Part of the issue, I think, is that "no problem" has become such a reflex that users don't notice how often they say it, and in what context(s).

Listen to what happened to Ann Todaro when she got a prescription refilled recently at a CVS drugstore. Ann had tried to have it refilled over the phone but had run into bureaucratic sludge. So she tried her luck in person.

The clerk filled the prescription and handed it over. Ann thanked him for his help. "No problem," quoth he.

Ann said: "Well, actually, there is a problem. That's why I'm here."

The clerk said: "Well, you know what I mean. We'll take care of the problem and then there'll be no problem."

Ann said, "Okay."

The clerk said, "No problem."

Perhaps the wisest owls in this discussion were those who pointed out that it's about tone, not just about word choice.

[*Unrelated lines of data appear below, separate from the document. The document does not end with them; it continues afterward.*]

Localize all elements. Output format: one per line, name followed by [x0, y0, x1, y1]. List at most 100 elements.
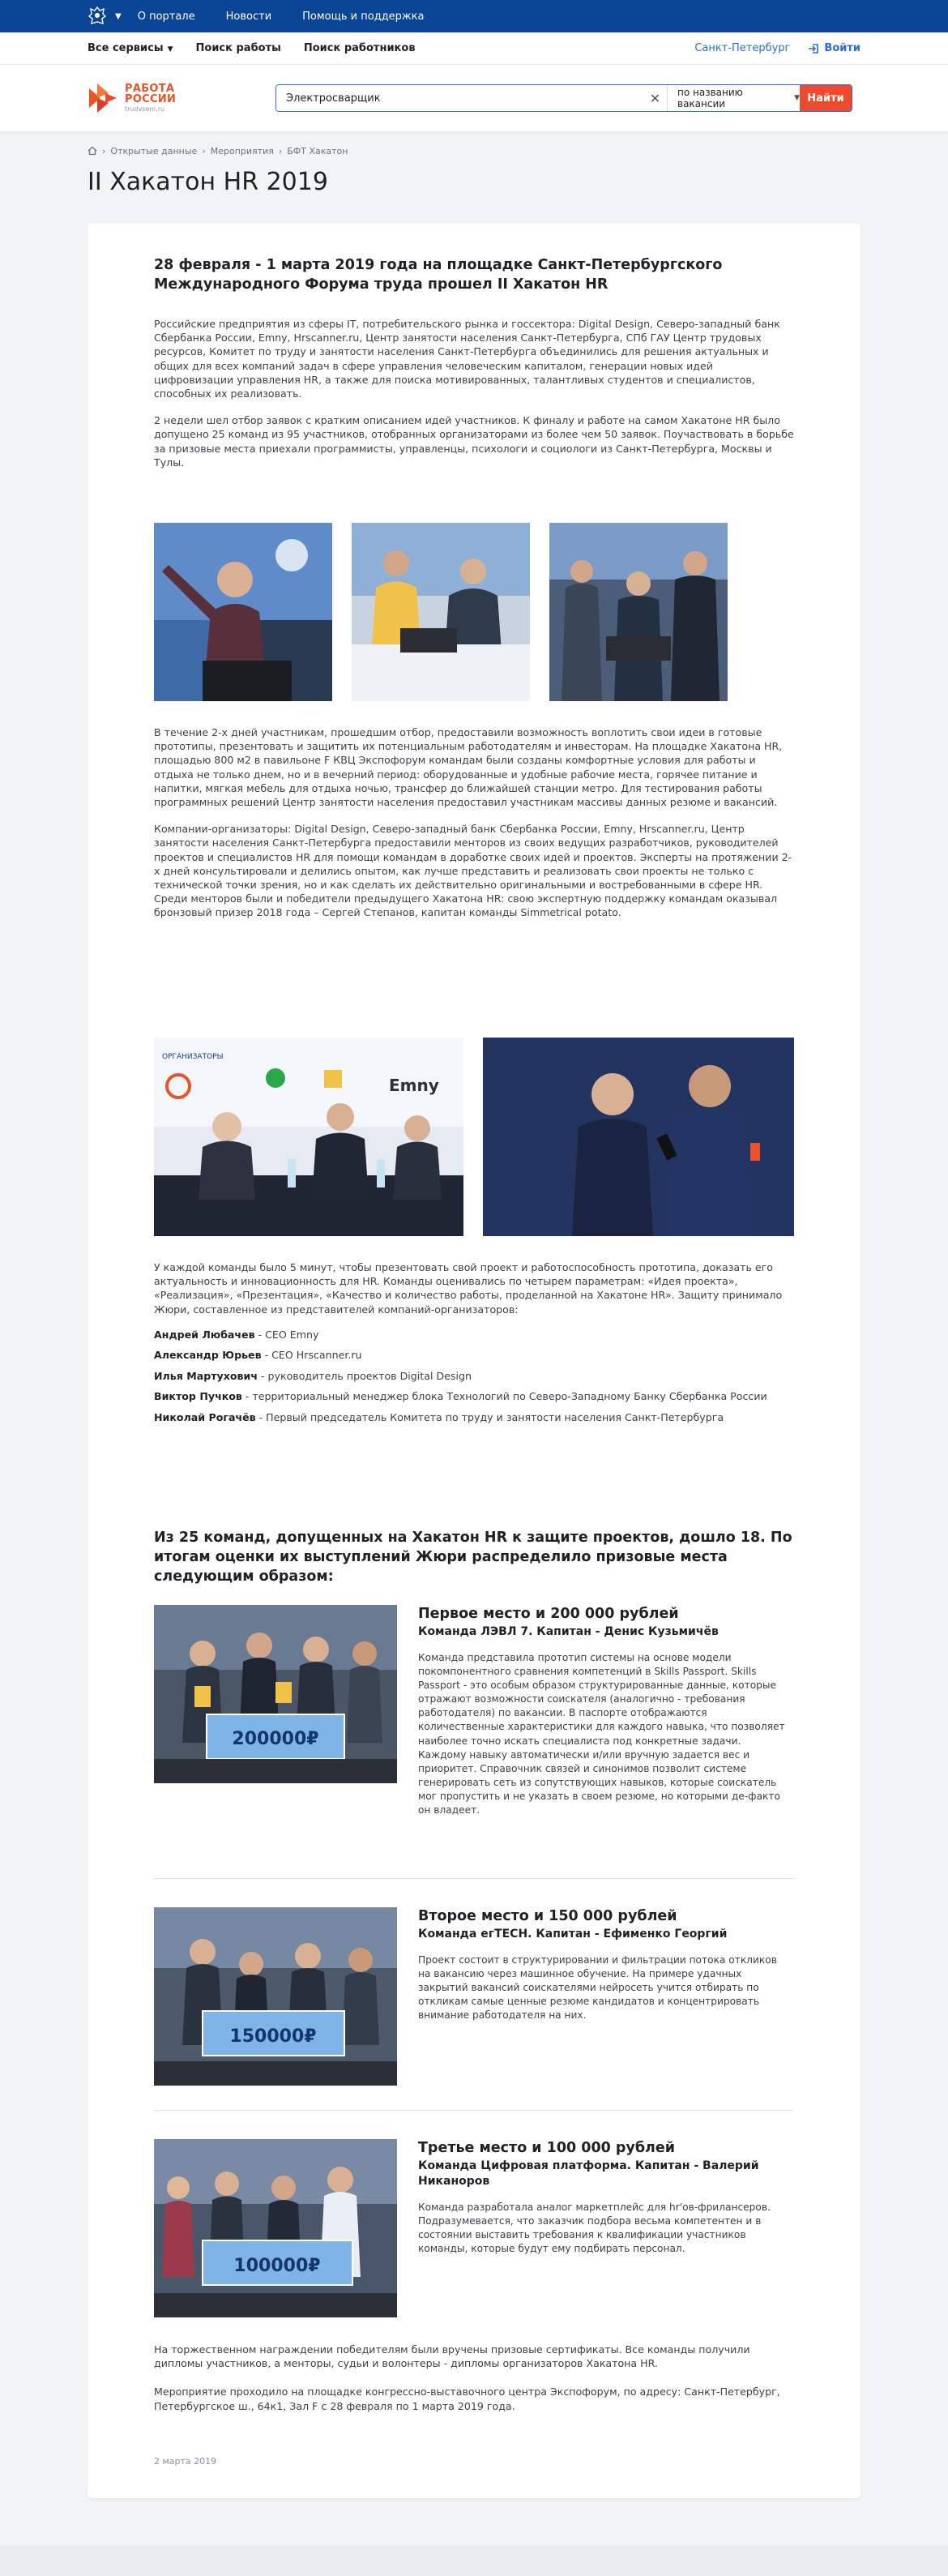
coat-of-arms-icon[interactable] [88, 5, 112, 28]
prize-text-second: Второе место и 150 000 рублей Команда ег… [418, 1907, 791, 2022]
breadcrumb-item[interactable]: БФТ Хакатон [287, 146, 348, 156]
cheque-amount: 100000₽ [233, 2256, 320, 2276]
prize-photo-second: 150000₽ [154, 1907, 397, 2086]
article-body: В течение 2-х дней участникам, прошедшим… [154, 725, 794, 920]
cheque-amount: 150000₽ [229, 2026, 316, 2047]
chevron-down-icon[interactable]: ▼ [115, 12, 122, 21]
home-icon[interactable] [88, 146, 97, 156]
prize-team: Команда ЛЭВЛ 7. Капитан - Денис Кузьмичё… [418, 1625, 719, 1638]
nav-about[interactable]: О портале [138, 11, 195, 23]
prize-photo-third: 100000₽ [154, 2139, 397, 2317]
jury-member: Виктор Пучков - территориальный менеджер… [154, 1389, 794, 1404]
search-mode-label: по названию вакансии [677, 87, 743, 109]
jury-member-role: - CEO Emny [254, 1328, 319, 1341]
breadcrumb-item[interactable]: Мероприятия [211, 146, 274, 156]
closing-paragraph-2: Мероприятие проходило на площадке конгре… [154, 2386, 780, 2412]
article-lead: 28 февраля - 1 марта 2019 года на площад… [154, 257, 723, 293]
chevron-down-icon: ▼ [794, 94, 800, 102]
article-closing: На торжественном награждении победителям… [154, 2343, 794, 2413]
article-card: 28 февраля - 1 марта 2019 года на площад… [88, 223, 860, 2498]
prize-description: Команда разработала аналог маркетплейс д… [418, 2202, 771, 2255]
page-title: II Хакатон HR 2019 [88, 168, 328, 196]
prize-title: Второе место и 150 000 рублей [418, 1908, 677, 1924]
results-heading: Из 25 команд, допущенных на Хакатон HR к… [154, 1528, 794, 1586]
closing-paragraph-1: На торжественном награждении победителям… [154, 2343, 750, 2370]
prize-team: Команда Цифровая платформа. Капитан - Ва… [418, 2159, 759, 2188]
event-photo-presentation [483, 1038, 794, 1236]
search-button[interactable]: Найти [800, 85, 852, 111]
body-paragraph-2: Компании-организаторы: Digital Design, С… [154, 823, 792, 919]
logo-line-2: РОССИИ [125, 93, 177, 105]
jury-member: Николай Рогачёв - Первый председатель Ко… [154, 1410, 794, 1425]
prize-first: 200000₽ Первое место и 200 000 рублей Ко… [154, 1605, 794, 1816]
breadcrumb-separator: › [102, 145, 106, 156]
breadcrumb: › Открытые данные › Мероприятия › БФТ Ха… [0, 145, 948, 156]
jury-member-role: - Первый председатель Комитета по труду … [255, 1410, 724, 1423]
divider [154, 2110, 794, 2111]
services-bar: Все сервисы ▼ Поиск работы Поиск работник… [0, 32, 948, 65]
prize-text-third: Третье место и 100 000 рублей Команда Ци… [418, 2139, 791, 2256]
clear-icon[interactable]: ✕ [643, 85, 668, 111]
jury-member-name: Николай Рогачёв [154, 1410, 256, 1423]
login-icon [809, 43, 819, 53]
jury-member-name: Александр Юрьев [154, 1349, 262, 1362]
breadcrumb-separator: › [202, 145, 206, 156]
find-job-link[interactable]: Поиск работы [196, 42, 281, 54]
banner-organizers-text: ОРГАНИЗАТОРЫ [162, 1053, 224, 1061]
event-photo-laptops [352, 523, 530, 701]
breadcrumb-item[interactable]: Открытые данные [110, 146, 197, 156]
all-services-label: Все сервисы [88, 42, 164, 54]
prize-second: 150000₽ Второе место и 150 000 рублей Ко… [154, 1907, 794, 2090]
jury-member-name: Виктор Пучков [154, 1390, 242, 1403]
jury-member: Андрей Любачев - CEO Emny [154, 1328, 794, 1342]
prize-description: Команда представила прототип системы на … [418, 1652, 785, 1816]
intro-paragraph-2: 2 недели шел отбор заявок с кратким опис… [154, 414, 794, 469]
jury-member-role: - руководитель проектов Digital Design [257, 1369, 472, 1382]
event-photo-jury-table: ОРГАНИЗАТОРЫ Emny [154, 1038, 463, 1236]
prize-title: Первое место и 200 000 рублей [418, 1606, 679, 1622]
login-button[interactable]: Войти [808, 42, 860, 54]
nav-news[interactable]: Новости [226, 11, 272, 23]
search-input[interactable] [276, 85, 643, 111]
user-area: Санкт-Петербург Войти [694, 42, 860, 54]
banner-emny-text: Emny [389, 1076, 439, 1095]
prize-team: Команда егТЕСН. Капитан - Ефименко Георг… [418, 1928, 728, 1941]
jury-section: У каждой команды было 5 минут, чтобы пре… [154, 1260, 794, 1431]
prize-title: Третье место и 100 000 рублей [418, 2140, 676, 2156]
prize-description: Проект состоит в структурировании и филь… [418, 1954, 777, 2022]
jury-member-role: - территориальный менеджер блока Техноло… [241, 1390, 767, 1403]
results-lead: Из 25 команд, допущенных на Хакатон HR к… [154, 1530, 792, 1585]
jury-member-name: Андрей Любачев [154, 1328, 255, 1341]
header-search: РАБОТА РОССИИ trudvsem.ru ✕ по названию … [0, 65, 948, 131]
article-intro: 28 февраля - 1 марта 2019 года на площад… [154, 255, 794, 469]
chevron-down-icon: ▼ [167, 45, 173, 53]
body-paragraph-1: В течение 2-х дней участникам, прошедшим… [154, 726, 783, 809]
prize-third: 100000₽ Третье место и 100 000 рублей Ко… [154, 2139, 794, 2321]
cheque-amount: 200000₽ [232, 1729, 318, 1749]
search-form: ✕ по названию вакансии ▼ Найти [275, 84, 852, 112]
event-photo-speaker [154, 523, 332, 701]
jury-member-role: - CEO Hrscanner.ru [261, 1349, 362, 1362]
all-services-menu[interactable]: Все сервисы ▼ [88, 42, 173, 54]
logo-text: РАБОТА РОССИИ trudvsem.ru [125, 83, 176, 113]
search-mode-select[interactable]: по названию вакансии ▼ [668, 85, 800, 111]
divider [154, 1878, 794, 1879]
jury-paragraph: У каждой команды было 5 минут, чтобы пре… [154, 1261, 783, 1316]
event-photo-team [549, 523, 728, 701]
publish-date: 2 марта 2019 [154, 2456, 217, 2467]
jury-member: Илья Мартухович - руководитель проектов … [154, 1369, 794, 1384]
nav-help[interactable]: Помощь и поддержка [302, 11, 424, 23]
logo-domain: trudvsem.ru [125, 105, 165, 113]
top-nav-bar: ▼ О портале Новости Помощь и поддержка [0, 0, 948, 32]
find-workers-link[interactable]: Поиск работников [304, 42, 416, 54]
page-footer [0, 2545, 948, 2576]
jury-member-name: Илья Мартухович [154, 1369, 258, 1382]
intro-paragraph-1: Российские предприятия из сферы IT, потр… [154, 318, 780, 400]
logo[interactable]: РАБОТА РОССИИ trudvsem.ru [88, 82, 275, 114]
logo-icon [89, 83, 117, 113]
breadcrumb-separator: › [278, 145, 283, 156]
login-label: Войти [824, 42, 860, 54]
city-selector[interactable]: Санкт-Петербург [694, 42, 790, 54]
prize-photo-first: 200000₽ [154, 1605, 397, 1783]
prize-text-first: Первое место и 200 000 рублей Команда ЛЭ… [418, 1605, 791, 1817]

Marcia May, of Damascus, observed that if "no problem" is delivered "reluctantly, caustically or sarcastically," the deliverer is really saying, "How dare you ask me that?" Otherwise, the phrase is innocuous, Marcia believes.

Andrew Williams recommended that I become a closer student of "body language and vocal modulations" when analyzing any one incidence of "no problem."

And an anonymous voice mailer said that "the British have this right, as usual.

"They don't say anything so pedestrian as `no problem.' They say, `No trouble at all.' But they run the last two words together so the phrase sounds like, `No trouble at tall.'

"How can you get mad at someone who says `no problem' so elegantly?"